Ventes immobilières: la réduction des droits d’enregistrement prolongée ?
L’appétence des Marocains pour l’investissement immobilier n’est plus à démontrer. Une fièvre pour la pierre qui résiste à tout, semble-t-il, même à la redoutable Covid-19. Si, à l’instar de plusieurs secteurs, l’immobilier a été heurté de plein fouet par la crise sanitaire et économique en 2020, la période post-confinement a connu un certain rebond. Dans une étude sectorielle rendue publique début février 2021, la plateforme de vente en ligne Avito démontrait que le secteur avait marqué une reprise réussie, enregistrant même des records de demande. La location représente 70% des biens immobiliers proposés sur la plateforme contre 30% pour les biens à vendre, générant 64% des total leads sur la location.
Toutefois, en termes de vues, les biens à vendre sont les plus consultés, à hauteur de 51%, relevait Avito.
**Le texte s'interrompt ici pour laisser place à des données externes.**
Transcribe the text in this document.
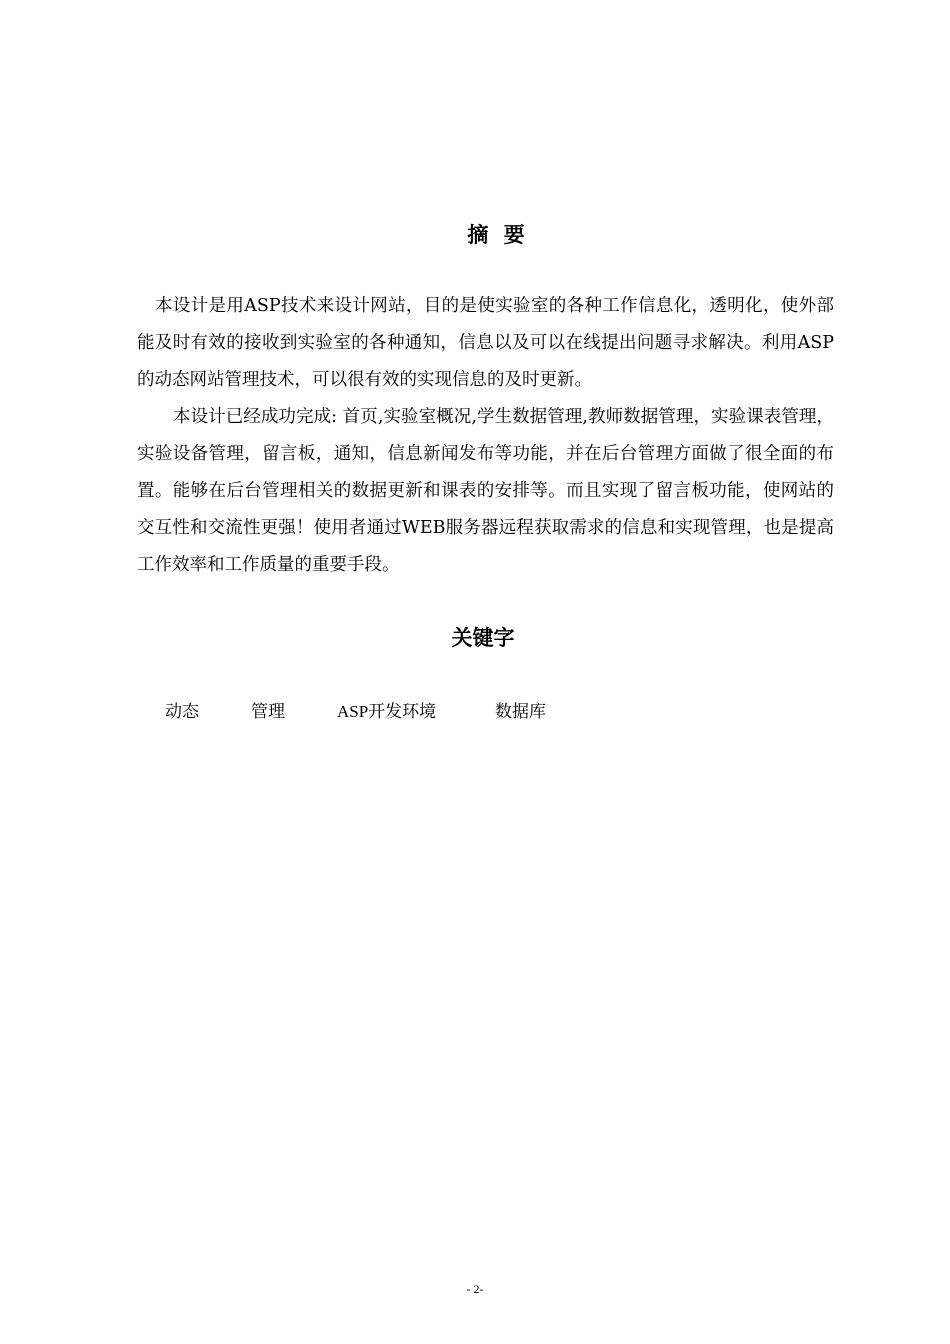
摘 要

本设计是用ASP技术来设计网站，目的是使实验室的各种工作信息化，透明化，使外部能及时有效的接收到实验室的各种通知，信息以及可以在线提出问题寻求解决。利用ASP的动态网站管理技术，可以很有效的实现信息的及时更新。

本设计已经成功完成: 首页,实验室概况,学生数据管理,教师数据管理，实验课表管理，实验设备管理，留言板，通知，信息新闻发布等功能，并在后台管理方面做了很全面的布置。能够在后台管理相关的数据更新和课表的安排等。而且实现了留言板功能，使网站的交互性和交流性更强！使用者通过WEB服务器远程获取需求的信息和实现管理，也是提高工作效率和工作质量的重要手段。

关键字
动态	管理	ASP开发环境	数据库
- 2-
En 2020, les appartements à vendre sur Avito présentaient un prix moyen de 672.250 DH et de 796.000 DH pour les biens situés à Casablanca, pour une superficie moyenne de 84 m2. Preuve que les conditions d’achat immobilier sont jusqu’ici avantageuses, et cela n’est pas dû au hasard. En effet, pour encourager l’acte d’achat, il a été décidé, dans le cadre de la loi de Finances (LF) 2020, d’une réduction de 50% sur les droits d’enregistrement au profit des acquéreurs de logements et terrains destinés à un usage d’habitation, atteignant une valeur de 2,5 MDH, jusqu’au 31 décembre 2020. Cerise sur le gâteau, dans le cadre de la LF 2021, il a été décidé de la prolongation de cette mesure. Seulement voilà, ces conditions ne seront pas valables pour l’ensemble de l’année.
En effet, la loi de Finances 2021 prolonge, mais uniquement jusqu’au 30 juin 2021, l’exonération totale des droits d’enregistrement pour les actes portant première vente de logements sociaux et de logements à faible valeur immobilière, ainsi que la réduction des droits d’enregistrement de 4% à 2% du prix de vente pour les actes portant acquisition, à titre onéreux, des terrains nus destinés à la construction de logements ou de locaux à usage d’habitation dont le prix ne dépasse pas 4 MDH.
C’est dans ce contexte que le groupe parlementaire du PJD a sorti de ses tiroirs une nouvelle proposition pour le moins alléchante pour les acquéreurs. Celle-ci vise à proroger l’exonération et la réduction des droits d’enregistrement sur l’achat de logement pour habitation jusqu’à la fin d’année. Les arguments évoqués par les députés du Parti de la justice et du développement (PJD)sont liés à la persistance de la crise due à la Covid-19, beaucoup plus longue que prévu, disent-ils.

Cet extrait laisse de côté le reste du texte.